Dans la nature, la recombinaison réciproque entre deux chromosomes homologues au cours de la méiose est faible, limitant ainsi le nombre de combinaisons et donc la diversité génétique au sein d’une même espèce. Or, des chercheurs de l’Institut Jean-Pierre Bourgin (unité mixte dédiée à la recherche sur le végétal impliquant l’Inra, AgroParisTech et le CNRS), notamment Raphaël Mercier, ont découvert que trois voies distinctes - reposant sur trois gènes (leurs noms : FANCM, RECQ4 et FIGL1) - limitent la recombinaison méiotique. Face à ce défi, les chercheurs ont obtenu une mutation ciblée de ces gènes, qui entraîne une forte augmentation de la fréquence des recombinaisons chez la plante modèle Arabidopsis thaliana, qui est très courante dans l’hémisphère nord, y compris dans toute la France. Dans les serres du centre Inra de Versailles, le chercheur a planté des dizaines de mutants d’Arabidopsis et a repéré ceux qui sont stériles du fait d’un défaut de méiose.
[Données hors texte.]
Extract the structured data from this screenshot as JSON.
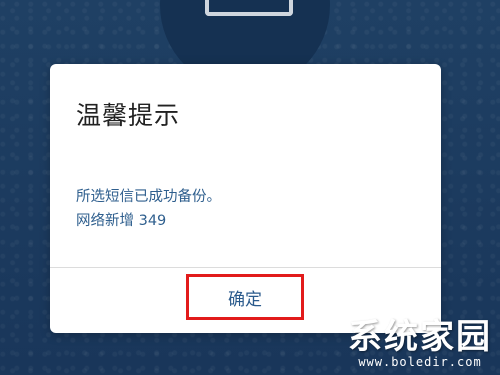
{
  "dialog": {
    "title": "温馨提示",
    "message_line1": "所选短信已成功备份。",
    "message_line2": "网络新增 349",
    "confirm_label": "确定"
  },
  "watermark": {
    "name": "系统家园",
    "url": "www.boledir.com"
  },
  "colors": {
    "background": "#1c3a5e",
    "message_text": "#2f5f8e",
    "highlight_border": "#e21b1b"
  }
}
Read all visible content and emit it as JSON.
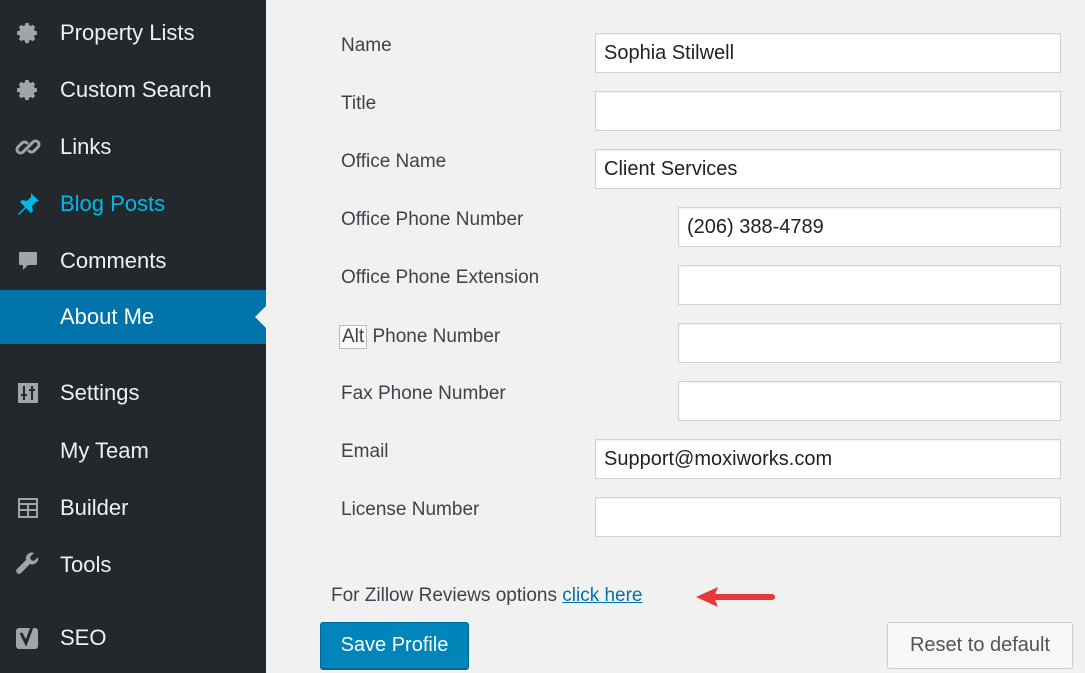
{
  "sidebar": {
    "items": [
      {
        "label": "Property Lists",
        "icon": "gear-icon"
      },
      {
        "label": "Custom Search",
        "icon": "gear-icon"
      },
      {
        "label": "Links",
        "icon": "link-icon"
      },
      {
        "label": "Blog Posts",
        "icon": "pushpin-icon"
      },
      {
        "label": "Comments",
        "icon": "comment-icon"
      },
      {
        "label": "About Me",
        "icon": ""
      },
      {
        "label": "Settings",
        "icon": "settings-icon"
      },
      {
        "label": "My Team",
        "icon": ""
      },
      {
        "label": "Builder",
        "icon": "builder-icon"
      },
      {
        "label": "Tools",
        "icon": "wrench-icon"
      },
      {
        "label": "SEO",
        "icon": "yoast-icon"
      }
    ],
    "active_color": "#0073aa",
    "highlight_color": "#00b9eb"
  },
  "form": {
    "fields": [
      {
        "label": "Name",
        "value": "Sophia Stilwell"
      },
      {
        "label": "Title",
        "value": ""
      },
      {
        "label": "Office Name",
        "value": "Client Services"
      },
      {
        "label": "Office Phone Number",
        "value": "(206) 388-4789"
      },
      {
        "label": "Office Phone Extension",
        "value": ""
      },
      {
        "label_prefix": "Alt",
        "label": " Phone Number",
        "value": ""
      },
      {
        "label": "Fax Phone Number",
        "value": ""
      },
      {
        "label": "Email",
        "value": "Support@moxiworks.com"
      },
      {
        "label": "License Number",
        "value": ""
      }
    ]
  },
  "zillow": {
    "text": "For Zillow Reviews options ",
    "link_text": "click here"
  },
  "buttons": {
    "save": "Save Profile",
    "reset": "Reset to default"
  },
  "annotation": {
    "arrow_color": "#e8393a"
  }
}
Après, « avec les progrès du séquençage, ce n’est plus un problème d’identifier le gène muté ».


Un intérêt pratique


Le travail sur la méiose revêt un intérêt de recherche appliquée, mais aussi d’approfondissement des connaissances, résume Raphaël Mercier. L’augmentation de la recombinaison méiotique « est d’un grand intérêt pour l’amélioration des espèces végétales ». Elle permettrait « de trouver de nouvelles combinaisons cumulant plus de caractères recherchés ». Et plus fondamentalement elle permettrait d’augmenter la puissance de détection et de cartographie génétique de gènes d’intérêt. Et surtout, le champ d’application d’une meilleure compréhension de la méiose peut également concerner la médecine. En effet, une mauvaise répartition des chromosomes au cours de la méiose est à l’origine de nombreux avortements spontanés ainsi que de syndromes génétiques tels que la trisomie 21. Enfin, « à l’avenir, mon rêve, après les découvertes de la génétique il y a cent ans, c’est de percer de nouveaux mystères », notamment sur l’information génétique, a évoqué Raphaël Mercier.